It’s not Grant’s “Living Standards Framework
Richard Harman writes:
Adams has a broader view and sees the economy as an enabler for what a National Government would really want to do.
In a way, it is a view similar to that of Grant Robertson and his “Living Standards Framework” of economic goals, though Adams has obviously has different priorities.
The Living Standards Framework is not Grant’s, even though he is of course supportive of them.
They were actually developed some years ago (2011), long before the change of Government. Grant is a fan of them, but this is not some new initiative. In fact as I understand it, it has been a Treasury led initiative, not a Ministerial directed one.
For those interested the LSF is based on four capitals, being:
- Natural capital – the natural environment, minerals, energy resources, land, soil, water
- Social capital – values such as trust, rule of law, communities
- Human capital – skills, knowledge, physical health, mental health
- Financial/physical capital – houses, roads, buildings, factories, hospitals,
The idea is that GDP alone is not the best measure of how a country is doing. It wants to have strong natural, social, human and physical capital also.
But the two are not contradictory. Strong GDP generally allows you to have stronger capital in the four categories.

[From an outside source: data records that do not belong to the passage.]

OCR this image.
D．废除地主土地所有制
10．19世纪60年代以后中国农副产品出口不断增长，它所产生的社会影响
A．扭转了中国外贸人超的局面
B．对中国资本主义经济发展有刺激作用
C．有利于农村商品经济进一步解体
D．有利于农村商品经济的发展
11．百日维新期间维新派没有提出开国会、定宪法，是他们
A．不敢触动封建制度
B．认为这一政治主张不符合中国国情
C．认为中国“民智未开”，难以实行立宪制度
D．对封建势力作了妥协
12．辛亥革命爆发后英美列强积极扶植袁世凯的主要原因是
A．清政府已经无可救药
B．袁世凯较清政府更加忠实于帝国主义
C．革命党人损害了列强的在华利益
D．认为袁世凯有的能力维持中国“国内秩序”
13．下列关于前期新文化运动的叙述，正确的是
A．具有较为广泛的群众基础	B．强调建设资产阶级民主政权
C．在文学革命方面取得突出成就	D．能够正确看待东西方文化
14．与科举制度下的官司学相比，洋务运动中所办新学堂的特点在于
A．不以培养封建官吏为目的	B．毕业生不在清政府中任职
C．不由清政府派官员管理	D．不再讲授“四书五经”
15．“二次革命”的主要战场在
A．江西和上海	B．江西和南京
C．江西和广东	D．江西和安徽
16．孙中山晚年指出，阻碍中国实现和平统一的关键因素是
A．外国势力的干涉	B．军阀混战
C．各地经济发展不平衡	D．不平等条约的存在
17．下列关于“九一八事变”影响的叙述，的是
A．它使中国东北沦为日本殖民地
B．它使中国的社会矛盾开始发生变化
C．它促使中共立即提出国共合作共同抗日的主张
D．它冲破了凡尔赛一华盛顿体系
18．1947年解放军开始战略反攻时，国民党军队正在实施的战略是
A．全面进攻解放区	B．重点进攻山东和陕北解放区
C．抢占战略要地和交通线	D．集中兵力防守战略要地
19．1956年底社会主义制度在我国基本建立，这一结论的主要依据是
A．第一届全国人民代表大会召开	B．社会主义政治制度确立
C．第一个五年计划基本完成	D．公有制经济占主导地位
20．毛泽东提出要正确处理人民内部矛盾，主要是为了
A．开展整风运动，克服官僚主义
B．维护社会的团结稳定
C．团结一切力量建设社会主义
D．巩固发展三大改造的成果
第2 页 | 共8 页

The challenge is measurement. GDP is relatively easy to measure. Social capital for example is much harder.
So it’s great to have Treasury having developed the Living Standards Framework, and good to have a Minister of Finance enthusiastic about them (the last one was also), but this again is work that has been in play since 2011, not just since the election.
UPDATE: Today’s Politik also reports this as something new due to this Government. He says:
Writing this week in the Sydney Morning Herald, Peter Hartcher, talking about the Living Standards Framework said: “The new Prime Minister (Jacinda Ardern) is planning a world first that could once more make New Zealand a social laboratory for the world.”
“If Ardern can sensibly pioneer a way to transform modern economies from GDP-centric systems to ones that put human wellbeing at the centre in a systematic way, she might do a lot more than improve living standards in NZ<” he wrote.
Again this is not a new initiative. It was started by Treasury in 2011 and crediting it to the Government that has not even been in office for six months is quite misleading.